This is also why democracies with a highly educated populace also have the lowest environmental footprint.Start by screwing democracy.
Environmental movements begin when people notice they keep getting sick and their tap water tastes funny. If they don't have a chance to act on this, and the people who make decisions on industrial policy don't know or care what's going on, there's no limit to how messed up things can get. See the former Soviet Union for examples.
To be fair, just up the Industrial Revolution by, say 20 years, and you add 20 years of awful environmental management and more devastation. Basically the more you add, the worse it gets. It is a zero sum game.
And of course, capitalist economic development would be all environmentally friendly.
Rly.
And of course, capitalist economic development would be all environmentally friendly.
Rly.
The course introduces students to key environmental disasters in Russia, Ukraine, and Central Asia during the Soviet period, 1917-1991. The disappearance of the Aral Sea, the Chernobyl nuclear disaster, and the Virgin Lands campaign receive particular attention and emphasis. In addition to these key events, readings also investigate the idiosyncratic ways in which the Soviet authorities approached science, the environment, and demography."

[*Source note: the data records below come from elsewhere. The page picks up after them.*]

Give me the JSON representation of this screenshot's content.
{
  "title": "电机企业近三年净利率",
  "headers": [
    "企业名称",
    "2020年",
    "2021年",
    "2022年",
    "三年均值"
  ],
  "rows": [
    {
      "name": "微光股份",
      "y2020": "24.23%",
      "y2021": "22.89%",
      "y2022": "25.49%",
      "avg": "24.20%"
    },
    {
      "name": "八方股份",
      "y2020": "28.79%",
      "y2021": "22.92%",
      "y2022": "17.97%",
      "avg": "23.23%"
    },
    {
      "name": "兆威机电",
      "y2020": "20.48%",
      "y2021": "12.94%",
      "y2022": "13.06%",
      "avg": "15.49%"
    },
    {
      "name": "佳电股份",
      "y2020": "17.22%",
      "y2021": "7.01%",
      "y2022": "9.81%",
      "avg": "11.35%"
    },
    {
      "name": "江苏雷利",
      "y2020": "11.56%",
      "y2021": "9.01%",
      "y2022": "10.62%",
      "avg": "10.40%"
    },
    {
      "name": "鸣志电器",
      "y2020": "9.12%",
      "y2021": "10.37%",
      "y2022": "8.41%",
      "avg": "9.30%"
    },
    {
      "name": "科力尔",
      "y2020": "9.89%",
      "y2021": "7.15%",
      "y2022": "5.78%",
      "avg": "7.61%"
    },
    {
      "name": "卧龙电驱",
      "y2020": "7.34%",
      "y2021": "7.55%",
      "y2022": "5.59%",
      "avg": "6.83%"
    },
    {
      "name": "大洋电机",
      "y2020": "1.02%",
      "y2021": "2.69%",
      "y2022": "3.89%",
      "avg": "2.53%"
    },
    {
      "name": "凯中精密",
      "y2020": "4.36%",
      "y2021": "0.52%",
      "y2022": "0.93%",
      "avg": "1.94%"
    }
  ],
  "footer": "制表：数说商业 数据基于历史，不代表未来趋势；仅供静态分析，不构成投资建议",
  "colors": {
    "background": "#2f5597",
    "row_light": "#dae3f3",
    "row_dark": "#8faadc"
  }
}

To make our planet have an even more screwed-over environment, you'd have to break the global north's monopoly on advanced manufacturing much earlier than OTL. Essentially, have what's going on in China and India these days begin a lot earlier than the 1980s.
The Soviets were all about scientific value-maximising, and worshiped American giants in the field, like Mr.Ford for example. Except they were mostly implementing the same ideas 20 years later, 10 times more enthusiastically, hence the results.
But generally, to screw the environment over some more, all you need is more population and higher per capita consumptions. So the less wars, revolutions, etc. we have, the faster the Aral dries out, Mekong glows in the dark, and so on. The peace dividend when applied widely enough could well kill the planet by 1960.
Also, just because the First World offloads its immediate environmental impact to third-world recipients, doesn't mean there's no impact. Just that it's been exported.